God I love my traeger.... Cook everything on it... Meat, veggies, ect.....
 
All good pointers Boyz,Key is meat thermometer and do not over cook it.Also take it out and let it stand for a good 10 mins before carving into it.It will cook just standing there from rare to a medium rare on the counter.
 
If you have a traeger, you should be beaten if you don't cook all of you meat on it.

Looking forward to getting out of my current apartment so I can own a Traegar.
 
Traeger ALLLLLLL the way man...... Best prime rib I have ever had..... Followed the directions in their book, except I added some Mcormiks Steak Seasoning as well (Can get at any grocery store). Turned out awsome.... Biggest things is to watch the meat temp, that is what tells you it is done.....

God I love my traeger.... Cook everything on it... Meat, veggies, ect.....
Thanks, I'll follow their directions. MMMMM.
 
TRAEGER. You definitely need a thermometer. I turn my Traeger off when meat hits 100 degrees. Let the roast cool down for 1 hour, or 1 day, then fire it back up and finish it off. Take off the grill at 145, let rest for 15 min, and serve. YUMMY
 
So the family left easter dinner up to me so i'm thinking prime rib. I have never made one so I'm looking for a few pointers from some of the experts here.:beer;

I know slow cooking is the way to go, I'm wondering on seasonings, cooking times, temps and such.
Also I have a new traeger grill and they have a recipe, so I am wondering if anyone has used it for a good rib.

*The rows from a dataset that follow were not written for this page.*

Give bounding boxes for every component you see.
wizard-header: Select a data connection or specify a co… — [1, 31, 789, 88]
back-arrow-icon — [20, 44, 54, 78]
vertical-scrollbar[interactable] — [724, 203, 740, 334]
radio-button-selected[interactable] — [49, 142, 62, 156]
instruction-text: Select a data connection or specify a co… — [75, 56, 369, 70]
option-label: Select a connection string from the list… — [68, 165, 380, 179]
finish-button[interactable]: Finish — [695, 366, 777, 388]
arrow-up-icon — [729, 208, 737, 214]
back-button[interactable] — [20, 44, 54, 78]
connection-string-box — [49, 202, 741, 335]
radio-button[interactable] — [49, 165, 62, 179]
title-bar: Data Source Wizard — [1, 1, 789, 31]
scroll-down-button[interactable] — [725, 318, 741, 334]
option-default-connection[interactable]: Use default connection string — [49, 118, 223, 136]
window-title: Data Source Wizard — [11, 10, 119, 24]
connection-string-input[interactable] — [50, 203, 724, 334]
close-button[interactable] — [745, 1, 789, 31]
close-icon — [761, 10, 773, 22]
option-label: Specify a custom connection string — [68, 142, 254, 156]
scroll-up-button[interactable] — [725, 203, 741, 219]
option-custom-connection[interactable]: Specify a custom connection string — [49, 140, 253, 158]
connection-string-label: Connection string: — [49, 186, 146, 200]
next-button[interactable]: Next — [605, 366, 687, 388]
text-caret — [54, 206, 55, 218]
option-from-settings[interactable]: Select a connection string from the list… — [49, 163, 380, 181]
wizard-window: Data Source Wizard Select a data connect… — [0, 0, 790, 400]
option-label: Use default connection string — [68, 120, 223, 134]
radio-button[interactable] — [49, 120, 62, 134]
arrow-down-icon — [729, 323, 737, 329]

I always hit with smoke for 2 to 3 hrs. :beer;
 
Is a traeger is a rotissary too?

Ive done about 20 pigs on a roaster, and probably as many of beef roasts.
Prime rib does not need a lot of marinating, perhaps 2 hours for flavour.

What I would do is take fresh herbs:

  • Rosemary
  • thyme
  • basil
  • garlic
  • marjoram
Chop them up, poke a couple of holes and stuff the herbs into the roast.
Then with whatever you have leftover from the chopped herbs, mix them into a bowl that can hold the roast with 4 tbsp. soya, 1/4 cup black bean, or oyster sauce, a couple of teaspoons of olive oil, some course ground pepper, a little water and 1/4 cup brown sugar. stir it up until it dissolves the sugar.
Place the roast into this, turning frequently. for 2 hours. If it is a sirloin tip, let it sit overnight.

When you put it on a rotissary, you can baste the roast with this.
The brown sugar will give you a nice thick glaze, and the herbs will also compliment the meat.